Nothing terribly exciting, just my old everday bashed up Seiko Panda glam'd up nicely with a new strap





Got it from Monkey Swag for about 20 quid. Mega comfy but at 280mm length my largeish wrist is on the third last hole.

Seems real well made, nice soft leather with a decent grain to it, neat stitching and the hardwares seemingly pvd coated.

Recommend them


----------



## chris.ph (Dec 29, 2011)

tidy :thumbup:


----------



## doingtime (Nov 16, 2010)

Cheers Chris il be getting more from them. Leathers so nice to wear. Mmmmm sounds bad that lol.


----------



## greasemonk (Oct 4, 2012)

hi,looks great,i bought one from the same seller in 22mm,i have to say mine was only just long enough with my 8" wrist to tuck through the second metal loop but it like yours looks super,cheers,greasemonk


----------



## doingtime (Nov 16, 2010)

Greasemonk, yeah they should make them a bit longer, my wrist is not huge by any standard. Impressed with the quality for the price. Will be getting another one shortly, maybe try a leather nato


----------



## Ryan P (Sep 20, 2011)

These straps get the :thumbup: from me too, decent quality at a nice price.

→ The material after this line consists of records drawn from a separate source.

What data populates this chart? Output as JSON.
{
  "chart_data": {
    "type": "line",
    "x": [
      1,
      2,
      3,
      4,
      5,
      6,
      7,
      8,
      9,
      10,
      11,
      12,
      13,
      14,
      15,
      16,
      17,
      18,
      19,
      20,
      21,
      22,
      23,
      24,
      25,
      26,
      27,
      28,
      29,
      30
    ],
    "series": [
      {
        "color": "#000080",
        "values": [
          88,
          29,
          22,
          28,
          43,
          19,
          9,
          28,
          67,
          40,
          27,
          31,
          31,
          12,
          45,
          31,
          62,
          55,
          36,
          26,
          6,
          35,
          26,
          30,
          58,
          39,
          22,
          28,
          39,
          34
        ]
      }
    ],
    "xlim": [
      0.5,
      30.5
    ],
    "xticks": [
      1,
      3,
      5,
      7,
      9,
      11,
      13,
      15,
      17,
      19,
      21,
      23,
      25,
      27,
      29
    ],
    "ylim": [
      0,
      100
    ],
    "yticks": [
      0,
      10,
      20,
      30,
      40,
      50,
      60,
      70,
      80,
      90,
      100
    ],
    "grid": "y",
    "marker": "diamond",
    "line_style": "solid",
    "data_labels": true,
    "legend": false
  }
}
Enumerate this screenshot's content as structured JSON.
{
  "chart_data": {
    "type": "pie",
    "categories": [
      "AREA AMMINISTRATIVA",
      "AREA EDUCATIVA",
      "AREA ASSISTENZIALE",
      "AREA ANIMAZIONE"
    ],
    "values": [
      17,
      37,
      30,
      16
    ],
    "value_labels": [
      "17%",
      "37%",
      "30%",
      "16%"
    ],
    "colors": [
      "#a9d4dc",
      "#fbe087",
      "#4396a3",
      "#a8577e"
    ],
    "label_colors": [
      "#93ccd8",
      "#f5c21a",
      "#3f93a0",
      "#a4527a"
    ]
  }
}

Ditto the comments on the length, should be at least 20mm longer.

Watch & strap look good.

Cheers

R


----------



## luckywatch (Feb 2, 2013)

Looks good on that Panda. Your right a good Nato should come in about 300 or 310. :thumbup:


----------



## doingtime (Nov 16, 2010)

Cheers for the comments guys, very comfortable strap I have to say!


----------



## Time Bomb (Dec 28, 2013)

Purchased from Monkeyswag before and would use them again.

Am I correct in thinking the NATO straps are of thinner stock than the Zulu ones?

I had a leather NATO one and just found it too flimsy with my Tissot on there.


----------